Abstract: Differential Evolution (DE) has become one of the most important metaheuristics during the recent years, obtaining attractive results in solving many engineering optimization problems. However, the performance of DE is not always strong when seeking optimal solutions. It has two major problems in real world applications. First, it can easily get stuck in a local optimum or fail to generate better solutions before the population has converged. Secondly, its performance is significantly influenced by the control parameters, which are problem dependent and which vary in different regions of space under exploration.  It usually entails a time consuming trial-and-error procedure to set suitable parameters for DE in a specific problem, particularly for those practioners with limited knowledge and experience of using this technique. This thesis aims to develop new DE algorithms to address the two aforementioned problems.
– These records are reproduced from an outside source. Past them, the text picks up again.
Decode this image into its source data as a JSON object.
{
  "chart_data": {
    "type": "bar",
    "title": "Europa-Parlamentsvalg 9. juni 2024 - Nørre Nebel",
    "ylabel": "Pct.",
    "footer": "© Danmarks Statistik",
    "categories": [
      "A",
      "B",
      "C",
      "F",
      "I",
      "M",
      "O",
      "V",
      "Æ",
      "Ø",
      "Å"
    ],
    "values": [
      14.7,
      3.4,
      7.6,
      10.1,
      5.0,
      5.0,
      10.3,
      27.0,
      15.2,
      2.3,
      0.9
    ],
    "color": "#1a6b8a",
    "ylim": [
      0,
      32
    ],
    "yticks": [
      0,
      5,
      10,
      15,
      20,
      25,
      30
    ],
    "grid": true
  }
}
To mitigate the first problem, we studied the hybridization of DE with local search techniques to enhance the efficiency of search. The main idea is to apply a local search mechanism to the best individual in each generation of DE to exploit the most promising regions during the evolutionary processs so as to speed up the convergence or increase the chance to scape from local optima. Four local search strategies have been integrated  and tested in the global DE framework, leading to variants of the memetic DE algorithms with different properties concerning diversification and intensification. For tackling the second problem, we propose a greedy adaptation method for dynamic adjustment of the control parameters in DE. It is implemented by conducting greedy search repeatedly during the run of DE to reach better parameter assignments in the neighborhood of a current candidate. The candidates are assessed by considering both, the success rate and also fitness improvement of trial solutions against the target ones. The incorporation of this greedy parameter adaptation method into standard DE has led to a new adaptive DE algorithm, referred to as Greedy Adaptive Differential Evolution (GADE). The methods proposed in this thesis have been tested in different benchmark problems and compared with the state of the art algorithms, obtaining competitive results. Furthermore, the proposed GADE algorithm has been applied in an industrial scenario achieving more accurate results than those obtained by a standard DE algorithm.